As I was experimenting with pandas, I noticed some odd behavior of pandas.read_csv and was wondering if someone with more experience could explain what might be causing it.
To start, here is my basic class definition for creating a new pandas.dataframe from a .csv file:
import pandas as pd
class dataMatrix:
def __init__(self, filepath):
self.path = filepath # File path to the target .csv file.
self.csvfile = open(filepath) # Open file.
self.csvdataframe = pd.read_csv(self.csvfile)
Now, this works pretty well and calling the class in my __ main __.py successfully creates a pandas dataframe:
From dataMatrix.py import dataMatrix
testObject = dataMatrix('/path/to/csv/file')
But I was noticing that this process was automatically setting the first row of the .csv as the pandas.dataframe.columns index. Instead, I decided to number the columns. Since I didn't want to assume I knew the number of columns before hand, I took the approach of opening the file, loading it into a dataframe, counting the columns, and then reloading the dataframe with the proper number of columns using range().
import pandas as pd
class dataMatrix:
def __init__(self, filepath):
self.path = filepath
self.csvfile = open(filepath)
# Load the .csv file to count the columns.
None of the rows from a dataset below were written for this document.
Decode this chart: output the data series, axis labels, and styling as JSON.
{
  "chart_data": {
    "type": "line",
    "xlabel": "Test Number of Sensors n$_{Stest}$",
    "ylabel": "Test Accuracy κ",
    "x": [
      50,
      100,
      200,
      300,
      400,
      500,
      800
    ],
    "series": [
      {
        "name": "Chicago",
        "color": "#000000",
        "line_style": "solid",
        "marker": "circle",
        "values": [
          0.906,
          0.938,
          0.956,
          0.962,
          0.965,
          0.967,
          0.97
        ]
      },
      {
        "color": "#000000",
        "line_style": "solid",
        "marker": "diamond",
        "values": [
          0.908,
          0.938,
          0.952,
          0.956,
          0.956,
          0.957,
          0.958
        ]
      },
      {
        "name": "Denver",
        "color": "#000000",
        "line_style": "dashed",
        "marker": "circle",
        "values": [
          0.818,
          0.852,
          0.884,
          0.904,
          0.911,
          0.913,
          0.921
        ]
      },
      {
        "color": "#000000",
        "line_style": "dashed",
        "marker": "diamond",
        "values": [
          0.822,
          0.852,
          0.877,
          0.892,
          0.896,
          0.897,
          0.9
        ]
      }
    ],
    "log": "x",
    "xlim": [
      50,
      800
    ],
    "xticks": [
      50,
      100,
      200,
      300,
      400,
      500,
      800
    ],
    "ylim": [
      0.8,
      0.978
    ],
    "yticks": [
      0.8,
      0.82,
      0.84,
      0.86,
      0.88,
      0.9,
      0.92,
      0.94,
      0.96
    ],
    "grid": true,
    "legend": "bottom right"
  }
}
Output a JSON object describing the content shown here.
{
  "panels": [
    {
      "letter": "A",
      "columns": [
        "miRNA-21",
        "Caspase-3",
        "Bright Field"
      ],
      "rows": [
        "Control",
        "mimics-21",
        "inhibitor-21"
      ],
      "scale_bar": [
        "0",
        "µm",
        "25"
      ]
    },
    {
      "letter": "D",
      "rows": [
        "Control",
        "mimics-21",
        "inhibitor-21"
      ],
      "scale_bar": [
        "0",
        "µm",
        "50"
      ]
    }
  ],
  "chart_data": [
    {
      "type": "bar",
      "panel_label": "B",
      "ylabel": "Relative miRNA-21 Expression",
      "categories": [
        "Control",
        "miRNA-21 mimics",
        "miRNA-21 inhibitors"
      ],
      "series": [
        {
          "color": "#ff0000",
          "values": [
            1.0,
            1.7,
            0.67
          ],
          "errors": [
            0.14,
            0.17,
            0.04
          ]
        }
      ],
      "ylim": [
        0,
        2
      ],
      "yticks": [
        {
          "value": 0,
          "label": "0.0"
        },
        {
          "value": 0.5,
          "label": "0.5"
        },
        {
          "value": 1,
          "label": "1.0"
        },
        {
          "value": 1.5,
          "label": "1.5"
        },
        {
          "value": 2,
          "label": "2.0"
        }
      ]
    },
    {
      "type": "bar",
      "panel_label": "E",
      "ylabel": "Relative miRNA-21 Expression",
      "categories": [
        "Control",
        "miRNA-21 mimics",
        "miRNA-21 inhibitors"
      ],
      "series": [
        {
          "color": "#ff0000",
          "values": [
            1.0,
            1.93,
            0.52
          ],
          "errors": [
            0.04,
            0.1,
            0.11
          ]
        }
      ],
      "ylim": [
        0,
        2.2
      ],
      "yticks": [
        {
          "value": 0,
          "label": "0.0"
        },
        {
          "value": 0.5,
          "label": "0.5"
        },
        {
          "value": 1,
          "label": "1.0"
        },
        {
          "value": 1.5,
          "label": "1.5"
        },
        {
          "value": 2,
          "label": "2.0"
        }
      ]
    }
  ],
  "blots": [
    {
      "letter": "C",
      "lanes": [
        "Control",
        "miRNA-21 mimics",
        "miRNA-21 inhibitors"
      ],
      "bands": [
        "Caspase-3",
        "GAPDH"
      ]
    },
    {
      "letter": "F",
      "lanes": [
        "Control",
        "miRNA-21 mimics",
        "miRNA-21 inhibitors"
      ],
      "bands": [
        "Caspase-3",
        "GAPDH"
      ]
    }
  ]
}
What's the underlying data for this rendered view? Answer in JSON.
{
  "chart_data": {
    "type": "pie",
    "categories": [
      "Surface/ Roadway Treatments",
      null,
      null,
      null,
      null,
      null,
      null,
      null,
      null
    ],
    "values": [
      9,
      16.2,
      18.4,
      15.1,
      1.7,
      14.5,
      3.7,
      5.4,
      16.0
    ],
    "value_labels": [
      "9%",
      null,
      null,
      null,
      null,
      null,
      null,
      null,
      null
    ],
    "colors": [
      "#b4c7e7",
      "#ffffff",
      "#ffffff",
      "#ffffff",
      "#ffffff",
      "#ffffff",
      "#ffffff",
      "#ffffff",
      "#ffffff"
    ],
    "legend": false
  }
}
self.csvdataframe = pd.read_csv(self.csvfile)
# Count the columns.
self.numcolumns = len(self.csvdataframe.columns)
# Re-load the .csv file, manually setting the column names to their
# number.
self.csvdataframe = pd.read_csv(self.csvfile,
names=range(self.numcolumns))
Keeping my processing in __ main __.py the same, I got back a dataframe with the correct number of columns (500 in this case) with proper names (0...499), but it was otherwise empty (no row data).
Scratching my head, I decided to close self.csvfile and reload it like so:
import pandas as pd
class dataMatrix:
def __init__(self, filepath):
self.path = filepath
self.csvfile = open(filepath)
# Load the .csv file to count the columns.
self.csvdataframe = pd.read_csv(self.csvfile)
# Count the columns.
self.numcolumns = len(self.csvdataframe.columns)
# Close the .csv file. #<---- +++++++
self.csvfile.close() #<---- Added
# Re-open file. #<---- Block
self.csvfile = open(filepath) #<---- +++++++
# Re-load the .csv file, manually setting the column names to their
# number.
self.csvdataframe = pd.read_csv(self.csvfile,
names=range(self.numcolumns))
Closing the file and re-opening it returned correctly with a pandas.dataframe with columns numbered 0...499 and all 255 subsequent rows of data.
My question is why does closing the file and re-opening it make a difference?